Because Jersey is the one narrating the story, the reader only knows what Jersey knows as he figures it out.  In the first couple of chapters, the reader learns the details of Jersey’s situation.  As Jersey returns home from Carter with his parents, he shares numerous details about his new life.  The reader learns that he must keep a memory book with him so that he can write down ideas that he does not want to forget, that he doesn’t remember the year before his injury and almost a complete year after.  As a result of his brain injury, he has lost motor function in his left leg and arm as well as his eyesight on the right side.  In addition to the physical effects, he also seems to have no filter in his brain and he cannot help but say words that pop into his head – over and over again.  This repetition sometimes makes his conversations hard to follow.

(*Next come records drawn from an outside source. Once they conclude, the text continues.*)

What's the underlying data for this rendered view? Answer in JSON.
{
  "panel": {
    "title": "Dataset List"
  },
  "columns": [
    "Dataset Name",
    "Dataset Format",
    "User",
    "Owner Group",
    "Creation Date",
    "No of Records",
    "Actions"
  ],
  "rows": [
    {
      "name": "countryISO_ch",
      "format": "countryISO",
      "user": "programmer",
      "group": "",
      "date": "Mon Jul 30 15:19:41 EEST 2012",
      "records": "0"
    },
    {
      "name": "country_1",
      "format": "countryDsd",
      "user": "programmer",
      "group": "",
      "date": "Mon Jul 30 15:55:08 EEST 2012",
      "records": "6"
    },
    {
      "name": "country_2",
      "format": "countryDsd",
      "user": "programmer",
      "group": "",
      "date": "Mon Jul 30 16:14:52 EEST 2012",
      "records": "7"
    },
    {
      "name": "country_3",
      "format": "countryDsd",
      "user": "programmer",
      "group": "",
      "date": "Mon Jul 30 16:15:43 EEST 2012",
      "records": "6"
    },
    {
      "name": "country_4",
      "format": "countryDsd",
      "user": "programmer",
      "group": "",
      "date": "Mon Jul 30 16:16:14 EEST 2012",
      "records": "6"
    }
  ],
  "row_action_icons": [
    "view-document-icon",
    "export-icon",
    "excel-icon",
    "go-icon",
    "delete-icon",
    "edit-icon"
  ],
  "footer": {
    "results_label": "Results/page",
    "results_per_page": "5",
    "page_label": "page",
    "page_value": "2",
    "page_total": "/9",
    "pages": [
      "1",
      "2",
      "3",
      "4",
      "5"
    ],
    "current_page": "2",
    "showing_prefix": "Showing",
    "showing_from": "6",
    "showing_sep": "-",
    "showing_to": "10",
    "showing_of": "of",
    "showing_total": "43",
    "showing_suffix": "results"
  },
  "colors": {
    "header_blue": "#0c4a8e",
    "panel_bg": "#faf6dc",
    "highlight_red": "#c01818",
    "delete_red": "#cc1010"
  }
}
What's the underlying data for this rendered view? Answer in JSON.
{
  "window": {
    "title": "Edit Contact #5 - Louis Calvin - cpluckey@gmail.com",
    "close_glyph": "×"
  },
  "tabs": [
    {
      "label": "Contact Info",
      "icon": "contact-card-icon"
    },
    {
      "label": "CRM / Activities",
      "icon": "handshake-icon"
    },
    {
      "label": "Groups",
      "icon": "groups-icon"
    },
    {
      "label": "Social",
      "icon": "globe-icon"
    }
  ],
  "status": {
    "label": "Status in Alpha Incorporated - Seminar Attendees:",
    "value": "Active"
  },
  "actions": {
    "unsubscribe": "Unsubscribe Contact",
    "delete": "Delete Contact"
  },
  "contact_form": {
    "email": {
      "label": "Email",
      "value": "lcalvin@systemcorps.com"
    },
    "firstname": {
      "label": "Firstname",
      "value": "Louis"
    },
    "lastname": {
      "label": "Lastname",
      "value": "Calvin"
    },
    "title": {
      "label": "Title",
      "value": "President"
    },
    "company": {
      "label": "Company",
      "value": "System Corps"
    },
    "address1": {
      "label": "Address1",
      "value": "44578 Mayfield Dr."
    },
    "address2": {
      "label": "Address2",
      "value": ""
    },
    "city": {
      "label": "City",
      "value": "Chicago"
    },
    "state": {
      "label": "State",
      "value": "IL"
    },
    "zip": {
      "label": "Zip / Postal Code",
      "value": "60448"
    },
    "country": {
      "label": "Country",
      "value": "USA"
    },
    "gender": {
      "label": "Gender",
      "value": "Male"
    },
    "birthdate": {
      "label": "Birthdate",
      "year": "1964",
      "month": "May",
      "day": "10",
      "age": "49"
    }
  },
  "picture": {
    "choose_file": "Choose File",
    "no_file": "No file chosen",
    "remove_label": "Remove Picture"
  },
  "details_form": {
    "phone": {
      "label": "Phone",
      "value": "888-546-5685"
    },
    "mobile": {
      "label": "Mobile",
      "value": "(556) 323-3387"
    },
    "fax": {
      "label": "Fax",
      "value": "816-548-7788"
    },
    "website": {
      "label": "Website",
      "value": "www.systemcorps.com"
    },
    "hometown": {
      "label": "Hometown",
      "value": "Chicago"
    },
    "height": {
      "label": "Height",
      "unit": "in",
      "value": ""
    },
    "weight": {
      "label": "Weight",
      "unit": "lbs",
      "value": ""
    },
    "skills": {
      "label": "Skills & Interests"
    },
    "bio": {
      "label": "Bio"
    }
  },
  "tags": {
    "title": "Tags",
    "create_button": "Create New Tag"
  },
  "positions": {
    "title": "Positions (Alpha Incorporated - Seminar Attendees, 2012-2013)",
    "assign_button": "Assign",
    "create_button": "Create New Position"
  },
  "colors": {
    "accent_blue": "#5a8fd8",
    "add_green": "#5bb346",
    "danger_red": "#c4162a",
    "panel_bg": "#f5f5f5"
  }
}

The reader begins to feel sorry for Jersey because of all these hardships; however, as the car approaches his home, the reader learns a shocking fact: Jersey Hatch took his father’s gun and shot himself in the head.  The big mystery – he has no idea why.

Inside the house, the reader learns even more about the situation. Before, Jersey was on the football team, the golf team, an in ROTC. He had a best friend, wanted to be a lawyer, and got straight A’s.  Now, his best friend Todd hates him, his old friends are ignoring him, and his parents are acting strange.  The only two people who seem to accept the new Jersey are Leza, Todd’s younger sister, and Mama Rush, Todd’s grandmother.  As the novel continues, these two seem to be his only functional support.

Vaught has written an extremely poignant novel.  Throughout the entire novel, the reader is inside the head of a young man who decided to take his own life and is now attempting to rebuild it.  It is a novel that attempts to address the question of why anyone would decide to commit suicide and if there are any reasons that would bring closure for surviving loved ones? It is also a novel about moving forward after tragedy – how does one rebuild relationships, trust, and self after something so horrific?  There are times the reader will want to comfort Jersey and there are times when she will want to shake him and ask “why did you put your family and friends through this? Did you mean to be so selfish?”  This entire novel is intense: the emotions are intense, the ideas are intense, and the descriptions are extremely vivid.